SUNDAY, OCTOBER 12, 1969

Theater: 'Groove Tube'
by CLIVE BARNES
Work Uses Monitors to Satirize TV

I HAD entertained so many serious doubts about the new show called "Groove Tube," at the Channel One Theater, 62 East 4th Street, that I shall probably enter them on my next tax return. Why should a drama critic like me go to see it? For that matter, why should a dance critic like me go to see it?
     A very pleasant young lady assured me on the telephone that it was theater if it was anything, and it was opening last Friday. So, obedient, if reluctant, to the call of the wild duty I presented myself at the theater. Once there, nothing allayed my fears.
     The entertainment generated from three television monitors. The audience apart from myself - already up way past my bedtime - consisted of the McLuhan generation who had all come home from the hospital and found the television waiting by their cribs. And this show, I soon realized, was their revenge.

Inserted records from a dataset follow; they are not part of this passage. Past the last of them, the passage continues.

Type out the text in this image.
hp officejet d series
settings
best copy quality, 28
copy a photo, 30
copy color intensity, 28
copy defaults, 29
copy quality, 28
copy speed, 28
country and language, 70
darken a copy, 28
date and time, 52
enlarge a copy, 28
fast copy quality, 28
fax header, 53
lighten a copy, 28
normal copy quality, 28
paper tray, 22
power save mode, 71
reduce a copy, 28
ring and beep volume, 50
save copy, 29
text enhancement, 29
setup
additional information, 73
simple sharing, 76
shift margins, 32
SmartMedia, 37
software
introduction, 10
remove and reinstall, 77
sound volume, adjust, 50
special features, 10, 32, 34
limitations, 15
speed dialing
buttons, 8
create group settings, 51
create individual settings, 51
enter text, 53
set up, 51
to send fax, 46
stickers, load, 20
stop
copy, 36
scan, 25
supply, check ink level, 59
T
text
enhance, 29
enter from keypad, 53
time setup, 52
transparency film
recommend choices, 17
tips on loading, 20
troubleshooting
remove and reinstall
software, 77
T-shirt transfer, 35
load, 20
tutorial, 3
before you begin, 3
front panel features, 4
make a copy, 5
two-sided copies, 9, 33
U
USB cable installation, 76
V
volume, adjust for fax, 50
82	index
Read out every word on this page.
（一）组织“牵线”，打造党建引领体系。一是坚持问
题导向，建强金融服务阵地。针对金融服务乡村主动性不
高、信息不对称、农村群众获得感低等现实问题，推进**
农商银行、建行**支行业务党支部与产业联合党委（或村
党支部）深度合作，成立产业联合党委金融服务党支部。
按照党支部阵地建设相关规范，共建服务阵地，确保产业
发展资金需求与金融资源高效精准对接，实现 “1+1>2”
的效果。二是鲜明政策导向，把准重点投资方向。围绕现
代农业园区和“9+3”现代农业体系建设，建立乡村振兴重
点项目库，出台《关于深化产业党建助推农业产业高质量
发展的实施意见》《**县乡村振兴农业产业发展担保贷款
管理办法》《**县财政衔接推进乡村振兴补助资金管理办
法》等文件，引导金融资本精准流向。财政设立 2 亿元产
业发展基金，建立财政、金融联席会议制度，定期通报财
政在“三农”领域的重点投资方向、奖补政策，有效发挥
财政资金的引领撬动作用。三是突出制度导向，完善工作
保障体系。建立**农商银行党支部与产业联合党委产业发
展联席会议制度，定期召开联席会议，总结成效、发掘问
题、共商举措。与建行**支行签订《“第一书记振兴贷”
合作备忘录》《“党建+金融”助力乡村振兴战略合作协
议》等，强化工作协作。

     Anyone who has ever suffered that Chinese torture known as American television owes it to himself to see "Groove Tube" at Channel One. It is a step in the right direction and you have to support it.
     This is counter-television. On a closed circuit, you see television tapes of a television type previously unknown to man. While the drama has satirized the drama, art satirized art, opera satirized opera, etc., etc., apart from a few exhilarating, yet occasionally smothered hints - from men like Rowan, Martin , both Smothers and the early David Frost - television has done little to satirize television. And, if you think about it, for good reason.
     Kenneth Shapiro and Lane Sarasohn started their videotape theater more than two years ago. "Groove Tube" is apparently an anthology of their experiments in anti-television until now. They are bitter young men rather than angry, and probably they are not bitter enough. But at their Helzapoppin' acidtoppin' best they are moderately formidable.

     They are perhaps most acute with commercials that represent the American way of standardization. Their other area of strength is in their observation of televisiual conventions.
     Have you ever noticed the terrifyingly empty expertise - full of their own, well-honed technical jargon - employed by television sports commentators, so that they can spuriously explain the very thing we are seeing with our own eyes? Have you also noticed in sports commentaries that distressing tendency to lose the picture at the moment of truth? Yes, well so has Channel One.
     Here they offer a very suave commentary of the sex Olympics. It shows fragments - at times tantalizing fragments - of a somewhat scratchy version of a pornographic movie, but supplement its dubious thrills with a marvelously parodistic running commentary. And, but of course, for all vital occasions the picture is irretrievably lost.

     They are funny too with kiddy shows. Here they have Ko-Ko the Clown. At first Ko-Ko behaves like an hysteric eunuch who has lost his harem, shrills ingratiatingly at his kiddie audience and implores them to send out of the room all the "big people" - those over 10. The "big people" once removed, Ko-Ko removes his false nose, drops his voice to the level of serious communication, and starts to read his kiddie audience a passage from "Fanny Hill." I shall never again feel so bad about letting my children watch kiddie shows.
      Perhaps the program's greatest instant comes unexpectedly. It is a news reading. Have you noticed - and of course you have - the way newsreaders usually end their puppy-fat business with some pointless, unfunny but obscurely cute story that only just doggone goes to show how pointless, unfunny yet obscurely cute our silly, lovely little lives are? Good. Have you noticed how the camera after one of these stories - scarce able to believe that even humans are so easily amused - stays on the announcer's face, waiting for the glorious punchline that can never come?

      You've noticed that? Good. Now, have you noticed the sickly smirk of idiot triumph of the announcer's happy face as he ends. Now, remember how that smirk, so boldly, so flauntingly held, faces the camera - yet if that camera stays there one second, two seconds, a disastrous, fatal three seconds too long, the friendly neighborhood smirk erodes to a leer and then with a landslide of declension to a mirthless mask of total uncertainty? All that Channel One has noticed. And they put it to hilarious effect.
      On the whold I enjoyed myself. Go and see "Groove Tube." At least it is a whole lot better than staying home and watching television - whatever that might have been.